福定親水公園から山頂を経て、東尾根を下る約12kmのルートである。
単独行であった。妻氏は家で寝ているはずだ。
単独での山行にあたって怖いことは幾つかある。
第一は帰りの運転である。疲れたら眠くなるのが人間である。
第二はマムシ、熊、滑落等による怪我である。
そして第三は・・・
そう、便意である。
「単独行、関係ないじゃないか!」という声が聞こえてきそうである。私もそう思う。
登山口を発って間もなく、森のなかに分け入る。鮮やかな緑に包まれる。
やがて、「28曲り」なる長い長い急登にさしかかる。
8月のことであるから、山とは言っても暑い。ましてやお盆休みで食べに食べたことでふっくらぷりぷりした身体である。汗がとまらない。水分をとる。水は3リットル用意してある。
ふうふう言いながら急登を登りきると、なんだかいい感じの登山道に出た。秋に来れば綺麗なこと間違いなしである。
「凄い根っこだなあ」
などとHarima氏は呑気に歩いていた。すると、
「おはようさん!」
と声をかける者がいる。怪訝そうに誰かと振り向けば、そこには「便意」がいた。
「Harimaはん、今日はここからご一緒させて貰いまっせ!」
Harima氏の悠々自適な単独行の計画はここで潰れた。お尻のあなに適切な力を加えて歩くHarima氏のそばには、常に便意が寄り添っている。

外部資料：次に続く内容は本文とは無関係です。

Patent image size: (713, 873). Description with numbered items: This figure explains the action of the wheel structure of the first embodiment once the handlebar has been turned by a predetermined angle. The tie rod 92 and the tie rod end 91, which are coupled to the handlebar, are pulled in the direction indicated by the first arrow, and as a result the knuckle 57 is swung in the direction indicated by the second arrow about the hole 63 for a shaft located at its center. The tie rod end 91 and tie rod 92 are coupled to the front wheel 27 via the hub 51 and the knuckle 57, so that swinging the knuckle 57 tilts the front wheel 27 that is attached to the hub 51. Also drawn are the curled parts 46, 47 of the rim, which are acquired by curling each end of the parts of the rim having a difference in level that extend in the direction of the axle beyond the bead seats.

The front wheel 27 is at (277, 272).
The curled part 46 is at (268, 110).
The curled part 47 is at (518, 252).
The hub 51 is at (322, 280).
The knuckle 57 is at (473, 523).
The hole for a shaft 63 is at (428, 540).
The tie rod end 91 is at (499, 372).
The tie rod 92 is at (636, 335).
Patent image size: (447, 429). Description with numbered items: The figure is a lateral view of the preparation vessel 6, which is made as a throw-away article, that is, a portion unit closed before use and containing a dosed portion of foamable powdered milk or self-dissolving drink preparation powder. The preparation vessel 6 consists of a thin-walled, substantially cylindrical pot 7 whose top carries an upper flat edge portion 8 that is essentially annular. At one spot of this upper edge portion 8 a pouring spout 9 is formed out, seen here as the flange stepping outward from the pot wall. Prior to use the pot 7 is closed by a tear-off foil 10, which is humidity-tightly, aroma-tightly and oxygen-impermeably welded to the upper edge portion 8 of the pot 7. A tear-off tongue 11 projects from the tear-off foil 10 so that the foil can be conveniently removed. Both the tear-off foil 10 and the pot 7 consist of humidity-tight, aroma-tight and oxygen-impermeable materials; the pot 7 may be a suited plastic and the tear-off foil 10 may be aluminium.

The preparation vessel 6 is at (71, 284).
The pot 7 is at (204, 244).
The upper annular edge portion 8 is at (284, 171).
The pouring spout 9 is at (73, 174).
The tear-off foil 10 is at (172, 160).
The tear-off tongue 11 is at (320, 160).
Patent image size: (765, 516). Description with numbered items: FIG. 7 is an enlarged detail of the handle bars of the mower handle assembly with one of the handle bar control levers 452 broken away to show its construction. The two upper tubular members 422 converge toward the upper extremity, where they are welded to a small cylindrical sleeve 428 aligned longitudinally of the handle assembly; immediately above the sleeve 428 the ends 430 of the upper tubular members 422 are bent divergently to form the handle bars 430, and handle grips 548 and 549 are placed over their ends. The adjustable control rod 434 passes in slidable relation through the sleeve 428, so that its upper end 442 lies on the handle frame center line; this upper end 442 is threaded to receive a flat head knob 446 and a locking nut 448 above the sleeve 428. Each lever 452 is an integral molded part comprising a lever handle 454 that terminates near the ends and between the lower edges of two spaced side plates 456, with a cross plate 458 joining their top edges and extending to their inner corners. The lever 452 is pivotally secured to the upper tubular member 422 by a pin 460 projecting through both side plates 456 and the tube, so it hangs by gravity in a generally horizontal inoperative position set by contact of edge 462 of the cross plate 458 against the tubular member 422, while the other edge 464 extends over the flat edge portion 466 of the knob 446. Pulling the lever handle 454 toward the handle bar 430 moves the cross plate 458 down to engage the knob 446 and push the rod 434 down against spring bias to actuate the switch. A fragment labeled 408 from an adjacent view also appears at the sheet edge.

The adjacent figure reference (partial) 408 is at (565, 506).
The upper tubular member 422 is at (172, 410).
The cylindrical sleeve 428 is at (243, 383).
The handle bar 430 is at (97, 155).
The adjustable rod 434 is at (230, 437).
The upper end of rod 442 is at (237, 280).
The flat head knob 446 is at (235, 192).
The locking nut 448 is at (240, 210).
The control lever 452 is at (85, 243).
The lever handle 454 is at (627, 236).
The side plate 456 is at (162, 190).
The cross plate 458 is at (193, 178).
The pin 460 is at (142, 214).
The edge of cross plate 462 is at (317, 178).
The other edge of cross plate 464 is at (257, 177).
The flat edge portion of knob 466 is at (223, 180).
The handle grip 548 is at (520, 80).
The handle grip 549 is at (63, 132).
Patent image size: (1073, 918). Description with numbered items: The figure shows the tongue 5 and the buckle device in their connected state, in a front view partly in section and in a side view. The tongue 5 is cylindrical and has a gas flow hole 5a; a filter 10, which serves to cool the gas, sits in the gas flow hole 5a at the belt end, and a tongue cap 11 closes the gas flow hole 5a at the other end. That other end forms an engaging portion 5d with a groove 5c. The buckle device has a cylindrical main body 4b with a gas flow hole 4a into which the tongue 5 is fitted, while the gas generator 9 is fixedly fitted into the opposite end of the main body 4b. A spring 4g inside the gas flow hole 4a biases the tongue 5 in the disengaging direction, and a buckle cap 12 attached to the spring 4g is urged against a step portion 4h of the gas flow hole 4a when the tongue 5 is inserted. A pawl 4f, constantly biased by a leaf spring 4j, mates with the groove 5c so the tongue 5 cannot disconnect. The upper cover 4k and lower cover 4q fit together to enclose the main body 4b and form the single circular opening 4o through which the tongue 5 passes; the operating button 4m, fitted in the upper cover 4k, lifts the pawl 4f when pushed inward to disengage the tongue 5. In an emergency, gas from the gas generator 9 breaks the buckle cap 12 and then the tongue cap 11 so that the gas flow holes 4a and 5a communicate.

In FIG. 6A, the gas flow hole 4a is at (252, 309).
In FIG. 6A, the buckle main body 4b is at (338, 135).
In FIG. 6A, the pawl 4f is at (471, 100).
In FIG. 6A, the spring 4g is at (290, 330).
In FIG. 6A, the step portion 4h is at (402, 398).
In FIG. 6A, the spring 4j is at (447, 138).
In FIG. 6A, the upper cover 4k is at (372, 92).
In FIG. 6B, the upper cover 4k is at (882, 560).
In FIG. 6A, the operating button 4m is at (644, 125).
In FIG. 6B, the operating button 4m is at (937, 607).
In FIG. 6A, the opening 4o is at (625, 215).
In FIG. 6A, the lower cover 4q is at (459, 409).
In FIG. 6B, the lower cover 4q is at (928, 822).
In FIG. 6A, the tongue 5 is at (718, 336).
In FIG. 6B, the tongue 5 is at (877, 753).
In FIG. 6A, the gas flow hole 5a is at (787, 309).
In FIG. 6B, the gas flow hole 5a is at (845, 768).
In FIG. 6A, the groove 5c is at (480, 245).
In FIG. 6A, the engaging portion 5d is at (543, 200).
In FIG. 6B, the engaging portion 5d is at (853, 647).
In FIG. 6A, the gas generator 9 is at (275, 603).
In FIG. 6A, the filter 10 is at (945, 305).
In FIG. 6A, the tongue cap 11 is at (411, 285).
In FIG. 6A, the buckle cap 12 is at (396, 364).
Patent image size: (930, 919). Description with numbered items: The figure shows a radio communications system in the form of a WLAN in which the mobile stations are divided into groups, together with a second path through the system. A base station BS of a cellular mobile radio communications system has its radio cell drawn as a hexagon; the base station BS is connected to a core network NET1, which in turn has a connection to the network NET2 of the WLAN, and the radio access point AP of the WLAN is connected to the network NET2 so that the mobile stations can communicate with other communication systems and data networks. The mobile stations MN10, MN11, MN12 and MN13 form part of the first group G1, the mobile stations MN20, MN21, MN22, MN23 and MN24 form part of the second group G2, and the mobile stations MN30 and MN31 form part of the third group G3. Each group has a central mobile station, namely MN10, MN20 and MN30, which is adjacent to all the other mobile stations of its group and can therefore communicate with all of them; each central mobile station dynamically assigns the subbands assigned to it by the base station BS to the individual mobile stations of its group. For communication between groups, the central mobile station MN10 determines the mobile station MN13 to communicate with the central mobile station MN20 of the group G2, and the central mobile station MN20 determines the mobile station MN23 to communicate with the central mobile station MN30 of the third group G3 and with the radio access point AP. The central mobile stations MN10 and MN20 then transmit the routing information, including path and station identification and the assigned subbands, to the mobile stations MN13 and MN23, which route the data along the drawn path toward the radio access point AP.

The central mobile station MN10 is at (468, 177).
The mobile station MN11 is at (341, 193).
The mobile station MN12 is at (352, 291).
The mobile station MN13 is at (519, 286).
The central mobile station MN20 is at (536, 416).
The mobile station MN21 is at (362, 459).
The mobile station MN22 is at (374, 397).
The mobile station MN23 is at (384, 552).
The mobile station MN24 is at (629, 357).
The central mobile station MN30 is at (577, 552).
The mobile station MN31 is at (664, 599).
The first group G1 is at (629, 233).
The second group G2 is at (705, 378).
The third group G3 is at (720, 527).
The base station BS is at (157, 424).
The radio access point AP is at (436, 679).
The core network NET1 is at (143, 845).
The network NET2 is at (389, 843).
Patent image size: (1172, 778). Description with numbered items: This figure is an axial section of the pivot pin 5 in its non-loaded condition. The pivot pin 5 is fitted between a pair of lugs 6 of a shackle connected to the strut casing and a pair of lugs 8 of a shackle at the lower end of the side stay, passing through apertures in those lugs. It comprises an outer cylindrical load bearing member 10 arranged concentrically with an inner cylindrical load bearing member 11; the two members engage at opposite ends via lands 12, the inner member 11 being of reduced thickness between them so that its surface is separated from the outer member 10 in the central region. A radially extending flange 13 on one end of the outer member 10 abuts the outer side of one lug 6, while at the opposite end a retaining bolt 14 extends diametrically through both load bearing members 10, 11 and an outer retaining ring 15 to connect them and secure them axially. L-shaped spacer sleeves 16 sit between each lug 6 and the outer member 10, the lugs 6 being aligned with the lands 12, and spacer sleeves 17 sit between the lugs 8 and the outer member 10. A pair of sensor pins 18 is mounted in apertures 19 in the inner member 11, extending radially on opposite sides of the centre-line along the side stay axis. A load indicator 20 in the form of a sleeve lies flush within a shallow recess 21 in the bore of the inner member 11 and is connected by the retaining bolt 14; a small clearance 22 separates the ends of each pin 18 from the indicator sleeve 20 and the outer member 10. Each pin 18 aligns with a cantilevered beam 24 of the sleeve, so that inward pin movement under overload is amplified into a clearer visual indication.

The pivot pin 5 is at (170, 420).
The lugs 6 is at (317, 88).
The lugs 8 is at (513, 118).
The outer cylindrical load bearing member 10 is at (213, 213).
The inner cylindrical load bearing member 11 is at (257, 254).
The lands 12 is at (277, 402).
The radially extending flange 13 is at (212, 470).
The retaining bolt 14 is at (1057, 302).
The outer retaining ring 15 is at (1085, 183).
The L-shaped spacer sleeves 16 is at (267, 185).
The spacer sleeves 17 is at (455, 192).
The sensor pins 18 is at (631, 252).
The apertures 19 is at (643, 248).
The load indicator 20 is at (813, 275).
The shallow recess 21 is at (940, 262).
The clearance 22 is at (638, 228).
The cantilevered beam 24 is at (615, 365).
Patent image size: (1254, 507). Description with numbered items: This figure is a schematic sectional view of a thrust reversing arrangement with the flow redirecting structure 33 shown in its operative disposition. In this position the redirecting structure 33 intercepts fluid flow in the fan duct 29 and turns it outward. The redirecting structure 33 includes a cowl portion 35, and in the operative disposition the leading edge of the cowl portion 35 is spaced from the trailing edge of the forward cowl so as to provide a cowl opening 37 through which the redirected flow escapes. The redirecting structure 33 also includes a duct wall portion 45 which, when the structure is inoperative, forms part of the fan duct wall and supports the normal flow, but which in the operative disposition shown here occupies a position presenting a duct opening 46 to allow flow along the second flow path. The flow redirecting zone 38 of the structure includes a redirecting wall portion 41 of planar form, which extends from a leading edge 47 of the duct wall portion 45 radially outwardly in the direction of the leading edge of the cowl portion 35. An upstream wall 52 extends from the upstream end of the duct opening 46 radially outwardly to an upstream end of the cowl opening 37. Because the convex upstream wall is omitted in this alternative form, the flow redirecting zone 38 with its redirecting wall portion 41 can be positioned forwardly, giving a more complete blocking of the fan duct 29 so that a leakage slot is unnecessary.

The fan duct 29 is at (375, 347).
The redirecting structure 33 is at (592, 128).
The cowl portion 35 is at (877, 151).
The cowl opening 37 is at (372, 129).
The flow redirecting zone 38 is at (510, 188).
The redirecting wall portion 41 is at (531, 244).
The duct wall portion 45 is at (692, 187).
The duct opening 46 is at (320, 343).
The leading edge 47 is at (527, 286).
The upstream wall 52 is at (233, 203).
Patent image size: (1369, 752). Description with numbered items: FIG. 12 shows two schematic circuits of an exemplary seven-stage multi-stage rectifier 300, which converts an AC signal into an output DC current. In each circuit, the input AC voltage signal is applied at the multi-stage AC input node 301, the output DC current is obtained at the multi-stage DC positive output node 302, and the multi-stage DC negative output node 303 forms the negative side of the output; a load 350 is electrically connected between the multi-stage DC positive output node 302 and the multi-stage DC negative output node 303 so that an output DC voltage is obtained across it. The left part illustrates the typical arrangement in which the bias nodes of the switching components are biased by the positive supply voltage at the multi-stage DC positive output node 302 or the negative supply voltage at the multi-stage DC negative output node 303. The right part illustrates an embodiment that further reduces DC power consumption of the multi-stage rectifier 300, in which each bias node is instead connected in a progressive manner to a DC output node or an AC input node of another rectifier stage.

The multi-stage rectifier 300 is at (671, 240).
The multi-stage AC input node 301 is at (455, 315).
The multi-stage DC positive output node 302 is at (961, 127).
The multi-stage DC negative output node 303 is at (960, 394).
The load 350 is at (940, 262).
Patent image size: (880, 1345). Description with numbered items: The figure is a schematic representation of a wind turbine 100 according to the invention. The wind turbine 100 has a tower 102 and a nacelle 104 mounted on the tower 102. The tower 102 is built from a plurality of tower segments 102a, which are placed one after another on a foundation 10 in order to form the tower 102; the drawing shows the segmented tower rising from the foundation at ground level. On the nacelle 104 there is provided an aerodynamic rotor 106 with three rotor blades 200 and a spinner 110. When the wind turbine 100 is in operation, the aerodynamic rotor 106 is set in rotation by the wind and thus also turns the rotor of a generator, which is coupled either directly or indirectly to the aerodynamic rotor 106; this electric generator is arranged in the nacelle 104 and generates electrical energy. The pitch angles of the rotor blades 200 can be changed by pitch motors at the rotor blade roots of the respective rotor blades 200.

胡散臭い関西弁でぺちゃくちゃとHarima氏に話しかけている。だがHarima氏は顔を赤くしたり青くしたり、時には尋常でないほどの脂汗をかいたりしながら無言で歩きつづけている。
「おい、便意。」
Harima氏は足元を睨み付けながら吐き棄てるように告げる。
「頂上に着けばトイレがある。そこで俺とお前とはお別れだ。今日は単独行に来たんだ。お前の相手はしたくない。わかるな?」
「へい、わかりますとも!」
便意は揉み手をしながら、ニヤニヤ笑っている。
「本当にわかっているのか?だいたいお前は・・・」
そこまで言うとHarima氏は黙った。その顔は真っ赤であり、額には脂汗が浮かんでいた。
*
頂上に着いた。辺り一帯は雲に覆われ、視界は真っ白である。
「これは残念。ところで便意の奴の姿が見えないが、あいつはどこに行ったんだ?折角トイレがあるからお別れしてやろうと思ったのに・・・まあいい。あいつが居ない隙に下山してやろう。」
その時、雲が風に流されていった。わずか数十秒であったが、山頂一帯を太陽が照らした。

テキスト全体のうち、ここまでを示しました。